The arguably most complex dispute facing the Secretary-General during his term was the Congo crisis. Amid demands to give over the peacekeeping forces to the Congolese government, calls to throw out the Belgians, and pressure from the United States and Soviet Union, Hammarskjöld refused to cave in. Hammarskjöld wrote to a British diplomat, “Some of the flying bricks we can catch and use to build a wall – the rest, we avoid”. The UN head’s resilience and tenacity in the face of so much opposition is to be admired. He would strive to remain impartial. He would carry out international justice as he saw fit. He would strive for the truth.
As Hammarskjöld traveled to Congo to oversee peacekeeping efforts, he sought to negotiate a peace that would be just and in the end he paid the ultimate price. Much has been written about Hammarskjöld’s fatal flight to the Congo on September 18th, 1961, but less well known is perhaps the fact that on the journey he carried with him seven books. As a bookmark he used a copy of the Secretary-General’s oath of office, and having read its text I would say that all the way to the end Hammarskjöld worked to fulfil this oath.

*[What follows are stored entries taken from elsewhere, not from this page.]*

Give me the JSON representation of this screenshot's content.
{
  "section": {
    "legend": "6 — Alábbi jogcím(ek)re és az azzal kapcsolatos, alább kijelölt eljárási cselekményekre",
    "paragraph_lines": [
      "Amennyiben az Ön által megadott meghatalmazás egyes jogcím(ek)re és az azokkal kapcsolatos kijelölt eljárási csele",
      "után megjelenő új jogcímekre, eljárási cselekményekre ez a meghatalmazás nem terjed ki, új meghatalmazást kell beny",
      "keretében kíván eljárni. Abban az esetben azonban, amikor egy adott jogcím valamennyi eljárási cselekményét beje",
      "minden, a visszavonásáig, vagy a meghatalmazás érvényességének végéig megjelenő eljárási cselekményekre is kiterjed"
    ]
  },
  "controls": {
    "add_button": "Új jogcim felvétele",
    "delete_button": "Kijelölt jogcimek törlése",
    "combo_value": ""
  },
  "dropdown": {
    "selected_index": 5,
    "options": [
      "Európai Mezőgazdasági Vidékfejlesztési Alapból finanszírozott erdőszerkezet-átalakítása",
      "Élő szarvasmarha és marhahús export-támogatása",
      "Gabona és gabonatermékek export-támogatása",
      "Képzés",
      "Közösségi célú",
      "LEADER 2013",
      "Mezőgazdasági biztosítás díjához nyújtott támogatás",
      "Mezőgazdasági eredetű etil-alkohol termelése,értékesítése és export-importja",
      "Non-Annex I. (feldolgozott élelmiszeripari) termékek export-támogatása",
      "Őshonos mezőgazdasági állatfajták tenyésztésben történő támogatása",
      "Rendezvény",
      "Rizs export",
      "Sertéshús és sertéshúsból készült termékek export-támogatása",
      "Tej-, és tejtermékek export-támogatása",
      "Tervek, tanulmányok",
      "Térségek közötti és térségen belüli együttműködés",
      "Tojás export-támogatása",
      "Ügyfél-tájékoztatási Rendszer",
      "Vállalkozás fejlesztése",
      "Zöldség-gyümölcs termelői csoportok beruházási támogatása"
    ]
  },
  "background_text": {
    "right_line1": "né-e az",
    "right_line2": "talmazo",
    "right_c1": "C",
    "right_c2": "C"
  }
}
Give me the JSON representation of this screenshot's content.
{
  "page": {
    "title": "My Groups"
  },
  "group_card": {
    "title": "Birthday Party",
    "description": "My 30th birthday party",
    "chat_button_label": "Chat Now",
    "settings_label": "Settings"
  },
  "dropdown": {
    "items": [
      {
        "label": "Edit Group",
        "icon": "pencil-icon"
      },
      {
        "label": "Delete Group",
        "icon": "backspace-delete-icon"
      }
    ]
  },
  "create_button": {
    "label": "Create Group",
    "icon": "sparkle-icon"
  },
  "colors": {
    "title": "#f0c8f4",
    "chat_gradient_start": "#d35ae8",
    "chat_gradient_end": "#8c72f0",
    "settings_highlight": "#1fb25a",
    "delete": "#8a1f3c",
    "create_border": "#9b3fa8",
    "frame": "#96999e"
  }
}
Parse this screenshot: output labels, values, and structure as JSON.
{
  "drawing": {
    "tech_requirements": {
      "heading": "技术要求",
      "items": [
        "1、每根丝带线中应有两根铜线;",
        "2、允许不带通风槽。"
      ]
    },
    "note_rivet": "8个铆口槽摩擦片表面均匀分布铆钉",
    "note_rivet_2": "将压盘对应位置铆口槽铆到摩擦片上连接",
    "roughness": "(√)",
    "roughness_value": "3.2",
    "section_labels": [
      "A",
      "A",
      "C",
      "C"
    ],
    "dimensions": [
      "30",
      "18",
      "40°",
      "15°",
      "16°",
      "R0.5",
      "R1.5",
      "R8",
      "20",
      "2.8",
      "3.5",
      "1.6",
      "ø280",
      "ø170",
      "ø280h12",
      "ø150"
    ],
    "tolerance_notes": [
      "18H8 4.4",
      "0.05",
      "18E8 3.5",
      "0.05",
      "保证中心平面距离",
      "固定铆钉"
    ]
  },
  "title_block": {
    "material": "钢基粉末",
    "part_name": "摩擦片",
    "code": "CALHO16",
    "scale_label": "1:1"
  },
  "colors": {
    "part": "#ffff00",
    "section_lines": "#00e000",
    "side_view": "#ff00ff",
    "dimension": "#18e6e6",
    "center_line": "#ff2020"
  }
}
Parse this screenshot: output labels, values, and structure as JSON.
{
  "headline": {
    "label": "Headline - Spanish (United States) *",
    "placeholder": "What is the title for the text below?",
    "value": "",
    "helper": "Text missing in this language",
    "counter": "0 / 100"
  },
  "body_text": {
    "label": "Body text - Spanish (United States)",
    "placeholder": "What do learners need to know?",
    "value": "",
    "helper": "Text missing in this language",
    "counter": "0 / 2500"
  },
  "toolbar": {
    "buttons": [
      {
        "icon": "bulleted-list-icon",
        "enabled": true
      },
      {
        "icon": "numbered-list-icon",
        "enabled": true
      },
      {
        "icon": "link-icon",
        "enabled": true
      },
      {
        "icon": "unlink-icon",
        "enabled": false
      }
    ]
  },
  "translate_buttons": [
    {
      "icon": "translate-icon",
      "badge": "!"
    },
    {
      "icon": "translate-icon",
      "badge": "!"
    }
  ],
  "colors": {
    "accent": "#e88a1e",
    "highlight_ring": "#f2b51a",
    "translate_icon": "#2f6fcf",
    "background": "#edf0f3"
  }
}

Hammarskjöld’s lessons still ring true
Today’s world differs from that of the 1950s in many ways. Decolonisation has been completed, the Communist block exists no more and the world is broadly united among a number of goals to achieve sustainable development and a better future.
Today’s International Relations student must learn to navigate a political terrain that looks very different from that of Dag Hammarskjöld, but his teachings are just as relevant, and should be a mandatory part of any International Relations student’s curriculum. When excavating the past in order to reflect on the present and divine the future, Dag Hammarskjöld’s legacy is a true treasure.